Recent Shock Waves in Class Actions

Two recent judgments of the Ontario Superior Court, both involving cost awards in failed certification motions, have sent shock waves through the plaintiffs' class action bar in that Province.

On August 30, 2002 in Gariepy v Shell Oil, the Court ordered the representative plaintiffs to pay  $175,000 in costs to the two successful defendants. And on September 9, 2002 in Pearson v. Inco, the Court ordered the representative plaintiffs to pay $184,332 in costs to the four successful defendants.

The rationale emphasized by the Court in both judgments was that the "normal rule", that a successful party should recover their costs, should also apply in class actions unless there was a sound reason to rule otherwise in any particular case.  The arguments raised on behalf of the representative plaintiffs and rejected by the Court were:

1.   class actions are special;
2.   these were test cases; and
3.   the cases raised novel points of law.

Note, however, while the normal rule as to costs applies in Ontario, that is not the case in the other common law jurisdictions with class action legislation namely, B.C., Saskatchewan, and Newfoundland.  The class action legislation in these jurisdictions has specifically adopted a "no costs" philosophy.

The 1982 Ontario Law Reform Commission had concluded that class actions were special and should not be governed by the same rules regarding costs that applied to individual actions. The Commission had recommended no costs to any party at a certification hearing unless:

a)   it would be unjust to deprive the successful party of 
      costs; or
b)   if there was frivolous, vexatious or abusive conduct.

It is interesting to note that the Commission had regarded the costs question as being the "single most important " issue that it faced in designing the expanded class action procedure for Ontario.  Notwithstanding this statement, however, Ontario did not actually follow the recommendation of its own commission, although B.C., Saskatchewan and Newfoundland have done so.

Alberta, like a number of other common law jurisdictions, does not yet have class action legislation.  However, a recent case in the Supreme Court of Canada (Western Shopping Centre Inc. v Dutton), expressly permitted class actions under R.42 of the Alberta Rules of Court, all subject to whatever case management procedures the Court might adopt.  Although the Alberta Law Reform Institute has recommended a "no costs" regime, the one Alberta court to consider the issue to date (Pauli v. Ace Ina) has refused to adopt that approach.

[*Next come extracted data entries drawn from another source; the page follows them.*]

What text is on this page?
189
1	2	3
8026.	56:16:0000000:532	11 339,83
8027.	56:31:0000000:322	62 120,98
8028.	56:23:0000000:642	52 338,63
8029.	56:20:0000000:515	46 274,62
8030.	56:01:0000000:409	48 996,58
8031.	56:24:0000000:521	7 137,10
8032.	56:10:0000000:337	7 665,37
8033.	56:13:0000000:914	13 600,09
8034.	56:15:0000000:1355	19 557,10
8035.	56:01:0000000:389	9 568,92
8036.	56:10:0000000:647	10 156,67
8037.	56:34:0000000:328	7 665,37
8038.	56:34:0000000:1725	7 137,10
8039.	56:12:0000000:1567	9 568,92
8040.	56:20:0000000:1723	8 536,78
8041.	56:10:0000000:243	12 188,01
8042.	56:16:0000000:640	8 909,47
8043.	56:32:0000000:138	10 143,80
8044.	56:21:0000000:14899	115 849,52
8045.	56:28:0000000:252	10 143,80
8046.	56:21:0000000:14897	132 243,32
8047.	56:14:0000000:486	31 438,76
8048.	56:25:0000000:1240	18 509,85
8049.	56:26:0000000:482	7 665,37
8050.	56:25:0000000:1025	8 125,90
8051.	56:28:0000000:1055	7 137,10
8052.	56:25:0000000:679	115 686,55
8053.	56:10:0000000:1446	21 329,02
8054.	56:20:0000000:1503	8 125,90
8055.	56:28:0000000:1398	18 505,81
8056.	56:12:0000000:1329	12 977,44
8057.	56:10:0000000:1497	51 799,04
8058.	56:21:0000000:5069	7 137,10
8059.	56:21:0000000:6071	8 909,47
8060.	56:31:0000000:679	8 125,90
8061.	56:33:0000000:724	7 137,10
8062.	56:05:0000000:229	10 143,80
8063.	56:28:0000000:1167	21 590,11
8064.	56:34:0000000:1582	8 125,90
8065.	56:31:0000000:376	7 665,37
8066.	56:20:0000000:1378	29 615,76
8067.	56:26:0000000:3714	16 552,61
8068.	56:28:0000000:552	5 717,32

The effect of these two decisions in Ontario may be to curtail the explosion of class action claims in that Province.  At the very least, a representative plaintiff in Ontario actions may now require an indemnity from class counsel before letting any action be filed in their name.  As well, these rulings may also result in certification motions first being taken in one of the "no costs" jurisdictions, such as BC, where a denial of certification will not result in a big award of costs against a plaintiff.